One thing that new in-house attorneys have drilled into their heads is the importance of the legal department not being seen as a roadblock. This brings with it the avoidance of saying “no” – and that’s not necessarily a bad thing. Too many lawyers ARE roadblocks, preferring to mitigate every possible risk rather than focus on the business opportunities lying on the flip side of those risks.
However, this Seth Godin post from the other day reminded me that – despite my 20+ years of in-house work – I’m still a big believer in the power of “no.”
I love “no.” I use “no” all the time.
However, “no” has to be used right. “No” isn’t an excuse to do less work, or (worse still) to stifle a massive opportunity. It shouldn’t be a shortcut or a default setting.
It’s also something I probably use more in negotiating than in dealing with internal clients. But there, too. Because where “no” gets its power is in clarifing the issues.
If you know the answer is going to be “no,” why not get there quickly and move on?
Too many times, we feel like it’s more polite, or more preserving of feelings, or less adversarial, to hem, haw and equivocate. But all that aimless discussion does is featherbed the ultimate answer, wasting time in the process. It can extend discussions far beyond what should be their natural courses.

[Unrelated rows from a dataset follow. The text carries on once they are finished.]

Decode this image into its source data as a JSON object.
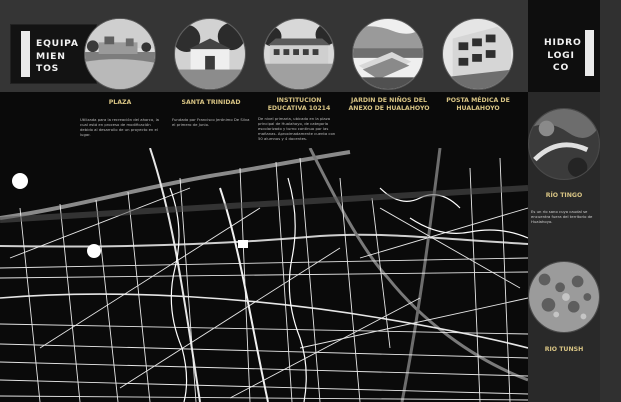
{
  "left_block": {
    "title_line1": "EQUIPA",
    "title_line2": "MIEN",
    "title_line3": "TOS"
  },
  "right_block": {
    "title_line1": "HIDRO",
    "title_line2": "LOGI",
    "title_line3": "CO"
  },
  "places": [
    {
      "title": "PLAZA",
      "desc": "Utilizada para la recreación del ahorco, la cual está en proceso de modificación debido al desarrollo de un proyecto en el lugar."
    },
    {
      "title": "SANTA TRINIDAD",
      "desc": "Fundada por Francisco Jerónimo De Silva el primero de Junio."
    },
    {
      "title": "INSTITUCION EDUCATIVA 10214",
      "desc": "De nivel primaria, ubicado en la plaza principal de Hualahoyo, de categoría escolarizado y turno continuo por las mañanas. Aproximadamente cuenta con 50 alumnos y 4 docentes."
    },
    {
      "title": "JARDIN DE NIÑOS DEL ANEXO DE HUALAHOYO",
      "desc": ""
    },
    {
      "title": "POSTA MÉDICA DE HUALAHOYO",
      "desc": ""
    }
  ],
  "rivers": [
    {
      "title": "RÍO TINGO",
      "desc": "Es un río sano cuyo caudal se encuentra fuera del territorio de Hualahoyo."
    },
    {
      "title": "RIO TUNSH",
      "desc": ""
    }
  ],
  "colors": {
    "accent": "#d8c484",
    "band": "#353535",
    "map_bg": "#0a0a0a"
  }
}
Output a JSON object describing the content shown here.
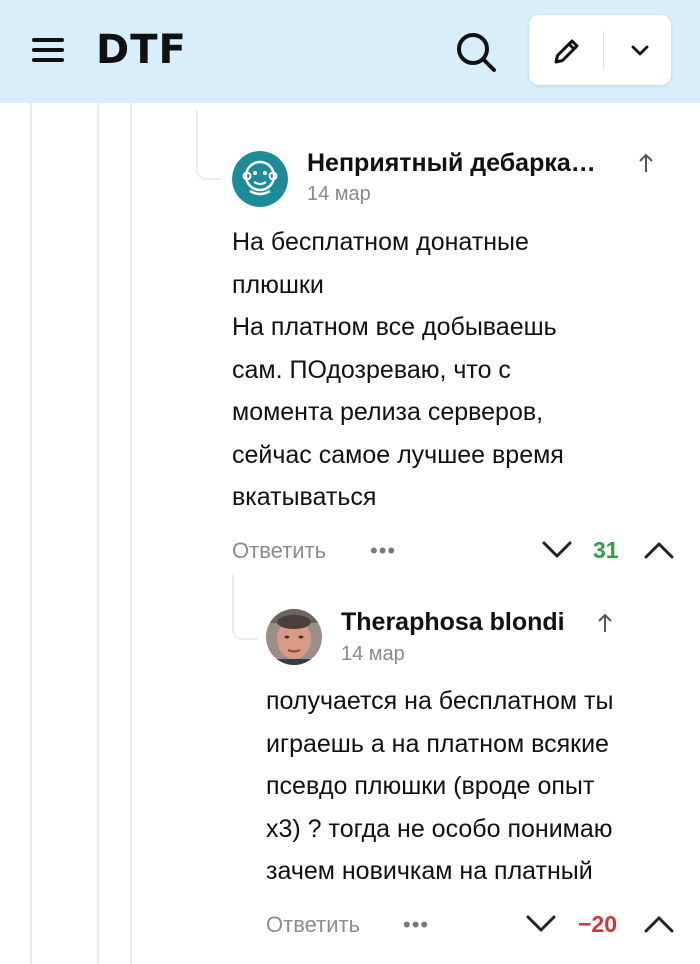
{
  "header": {
    "logo": "DTF",
    "menu_icon": "burger-menu-icon",
    "search_icon": "search-icon",
    "write_icon": "pencil-icon",
    "dropdown_icon": "chevron-down-icon",
    "background": "#d8eefa"
  },
  "comments": [
    {
      "author": "Неприятный дебарка…",
      "date": "14 мар",
      "text_lines": [
        "На бесплатном донатные",
        "плюшки",
        "На платном все добываешь",
        "сам. ПОдозреваю, что с",
        "момента релиза серверов,",
        "сейчас самое лучшее время",
        "вкатываться"
      ],
      "reply_label": "Ответить",
      "more_label": "•••",
      "rating": "31",
      "rating_color": "#2ea043",
      "avatar_color": "#1d8b9a"
    },
    {
      "author": "Theraphosa blondi",
      "date": "14 мар",
      "text_lines": [
        "получается на бесплатном ты",
        "играешь а на платном всякие",
        "псевдо плюшки (вроде опыт",
        "х3) ? тогда не особо понимаю",
        "зачем новичкам на платный"
      ],
      "reply_label": "Ответить",
      "more_label": "•••",
      "rating": "−20",
      "rating_color": "#d0343b"
    }
  ]
}
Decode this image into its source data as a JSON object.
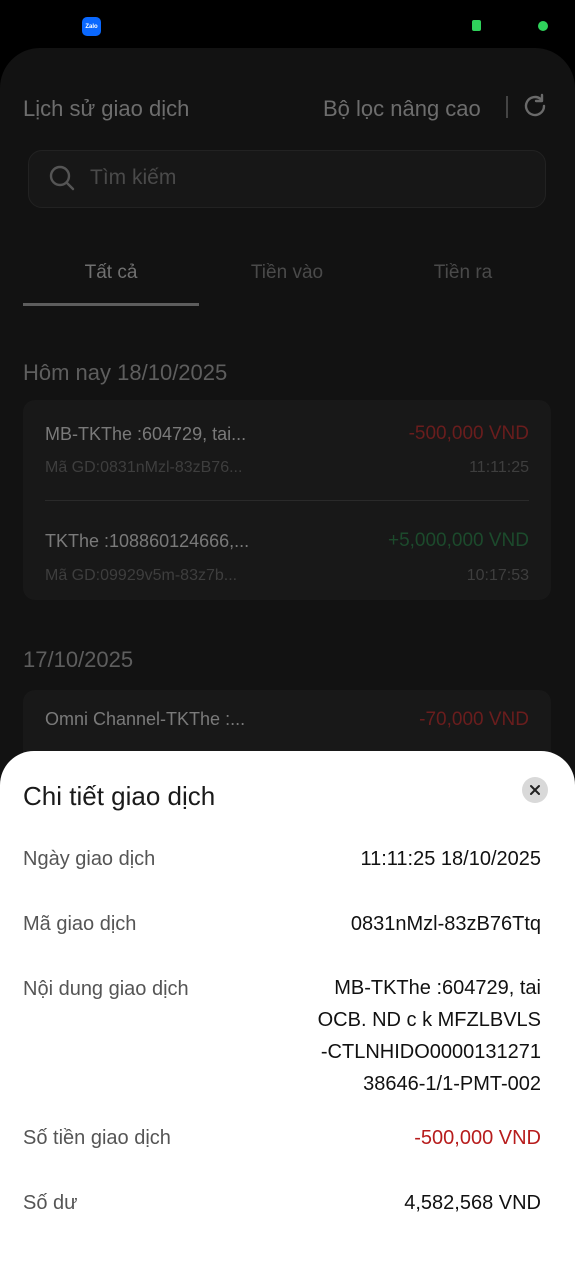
{
  "status_bar": {
    "app_icon_label": "Zalo",
    "icons": [
      "zalo-icon",
      "b-icon",
      "dot-indicator"
    ]
  },
  "header": {
    "title": "Lịch sử giao dịch",
    "filter_label": "Bộ lọc nâng cao"
  },
  "search": {
    "placeholder": "Tìm kiếm"
  },
  "tabs": [
    {
      "label": "Tất cả",
      "active": true
    },
    {
      "label": "Tiền vào",
      "active": false
    },
    {
      "label": "Tiền ra",
      "active": false
    }
  ],
  "sections": [
    {
      "date": "Hôm nay 18/10/2025",
      "transactions": [
        {
          "name": "MB-TKThe :604729, tai...",
          "amount": "-500,000 VND",
          "code": "Mã GD:0831nMzl-83zB76...",
          "time": "11:11:25"
        },
        {
          "name": "TKThe :108860124666,...",
          "amount": "+5,000,000 VND",
          "code": "Mã GD:09929v5m-83z7b...",
          "time": "10:17:53"
        }
      ]
    },
    {
      "date": "17/10/2025",
      "transactions": [
        {
          "name": "Omni Channel-TKThe :...",
          "amount": "-70,000 VND"
        }
      ]
    }
  ],
  "detail": {
    "title": "Chi tiết giao dịch",
    "rows": [
      {
        "label": "Ngày giao dịch",
        "value": "11:11:25 18/10/2025"
      },
      {
        "label": "Mã giao dịch",
        "value": "0831nMzl-83zB76Ttq"
      },
      {
        "label": "Nội dung giao dịch",
        "value": "MB-TKThe :604729, tai\nOCB. ND c k MFZLBVLS\n-CTLNHIDO0000131271\n38646-1/1-PMT-002"
      },
      {
        "label": "Số tiền giao dịch",
        "value": "-500,000 VND"
      },
      {
        "label": "Số dư",
        "value": "4,582,568 VND"
      }
    ]
  },
  "colors": {
    "negative": "#b71c1c",
    "positive": "#2e7d32",
    "sheet_bg": "#ffffff",
    "status_green": "#2fd25b",
    "zalo_blue": "#0a68ff"
  }
}
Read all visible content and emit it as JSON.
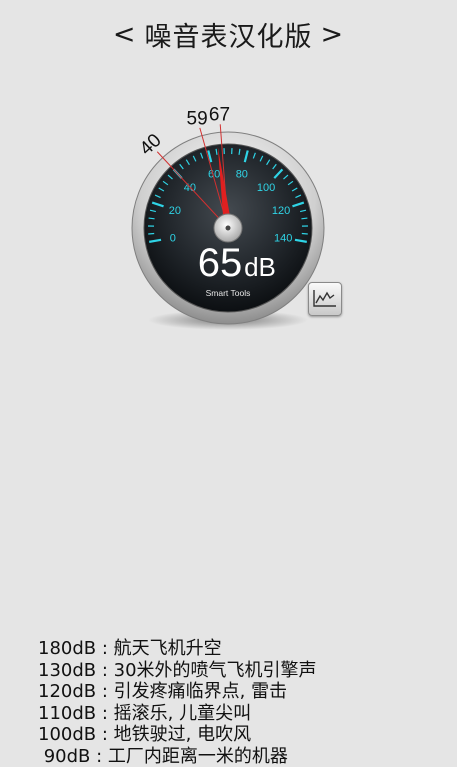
{
  "header": {
    "prev": "<",
    "title": "噪音表汉化版",
    "next": ">"
  },
  "gauge": {
    "value_text": "65",
    "unit": "dB",
    "brand": "Smart Tools",
    "current_db": 65,
    "scale_max": 140,
    "ticks": [
      "0",
      "20",
      "40",
      "60",
      "80",
      "100",
      "120",
      "140"
    ],
    "markers": [
      "40",
      "59",
      "67"
    ],
    "accent_color": "#2fd4e6",
    "needle_color": "#e02020",
    "marker_color": "#d23030"
  },
  "chart_button": {
    "icon": "line-chart-icon"
  },
  "reference": [
    "180dB : 航天飞机升空",
    "130dB : 30米外的喷气飞机引擎声",
    "120dB : 引发疼痛临界点, 雷击",
    "110dB : 摇滚乐, 儿童尖叫",
    "100dB : 地铁驶过, 电吹风",
    " 90dB : 工厂内距离一米的机器"
  ]
}
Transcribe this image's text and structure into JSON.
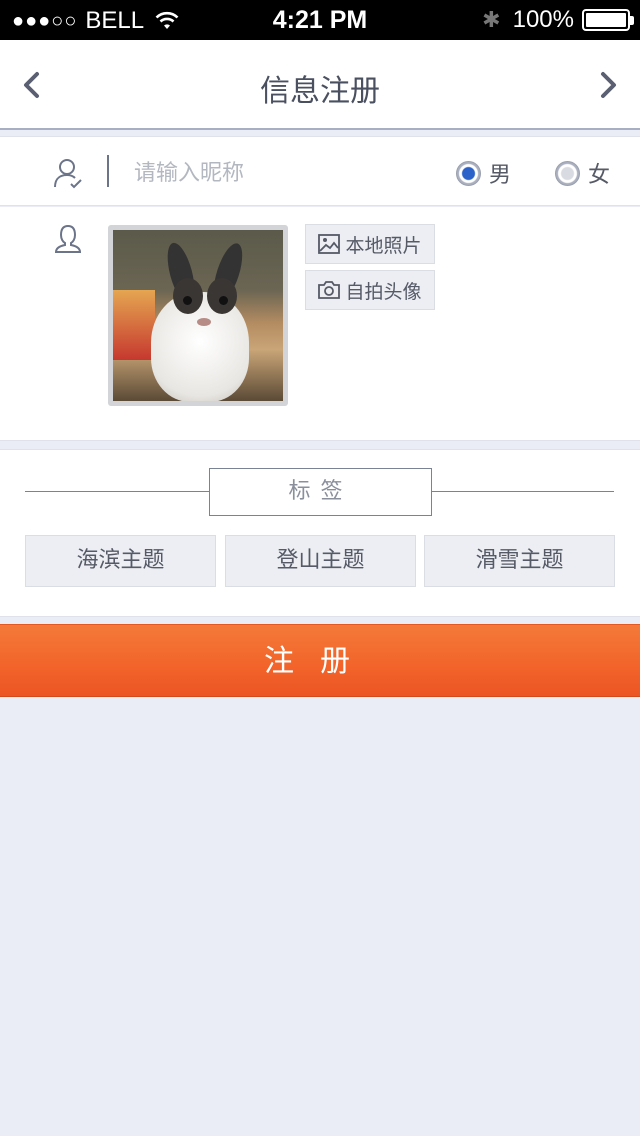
{
  "status_bar": {
    "signal": "●●●○○",
    "carrier": "BELL",
    "time": "4:21 PM",
    "battery": "100%"
  },
  "nav": {
    "title": "信息注册",
    "back_icon": "chevron-left-icon",
    "forward_icon": "chevron-right-icon"
  },
  "nickname": {
    "placeholder": "请输入昵称",
    "value": "",
    "icon": "user-check-icon"
  },
  "gender": {
    "selected": "男",
    "options": [
      {
        "label": "男",
        "checked": true
      },
      {
        "label": "女",
        "checked": false
      }
    ]
  },
  "avatar": {
    "icon": "person-outline-icon",
    "image": "rabbit-photo",
    "local_photo_label": "本地照片",
    "selfie_label": "自拍头像"
  },
  "tags": {
    "title": "标签",
    "items": [
      "海滨主题",
      "登山主题",
      "滑雪主题"
    ]
  },
  "register": {
    "label": "注册"
  },
  "colors": {
    "accent": "#f26a2e",
    "background": "#eaedf5",
    "radio_selected": "#2a62c9"
  }
}
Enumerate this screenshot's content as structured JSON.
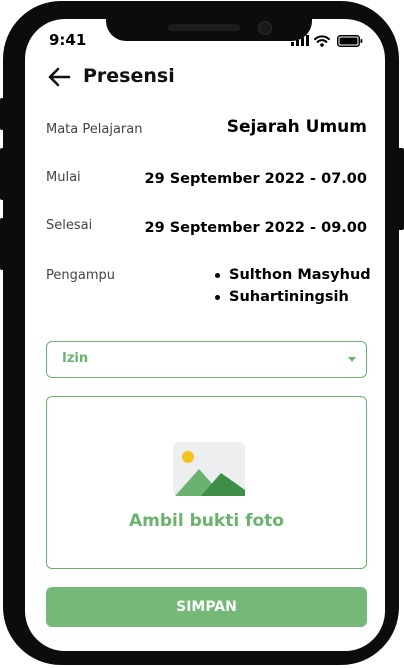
{
  "status_bar": {
    "time": "9:41"
  },
  "header": {
    "title": "Presensi"
  },
  "details": {
    "subject": {
      "label": "Mata Pelajaran",
      "value": "Sejarah Umum"
    },
    "start": {
      "label": "Mulai",
      "value": "29 September 2022 - 07.00"
    },
    "end": {
      "label": "Selesai",
      "value": "29 September 2022 - 09.00"
    },
    "teachers": {
      "label": "Pengampu",
      "names": [
        "Sulthon Masyhud",
        "Suhartiningsih"
      ]
    }
  },
  "attendance_select": {
    "selected": "Izin"
  },
  "photo_upload": {
    "label": "Ambil bukti foto"
  },
  "save_button": {
    "label": "SIMPAN"
  },
  "colors": {
    "accent": "#6cb26f",
    "button": "#74b978",
    "phone_frame": "#0c0c0c"
  }
}
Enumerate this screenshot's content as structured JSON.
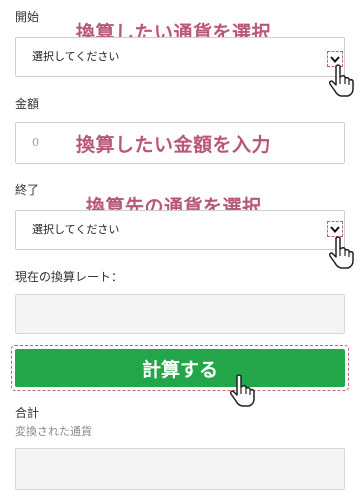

But “no” can be delivered politely. It can be done with empathy, and even, in many cases, with alternatives. And it can, in a moment, get you to the root of the thing, without going through a set piece of conversation to wheedle out of having to be direct. It can be an enormous time-saver.
Even today, I know I could be better, more consistant, about embracing the clarifying power of “no.” But if this is something you struggle with, consider Godin’s message: “no” is a boundary-setting device, and, more often than not, a feature rather than a bug.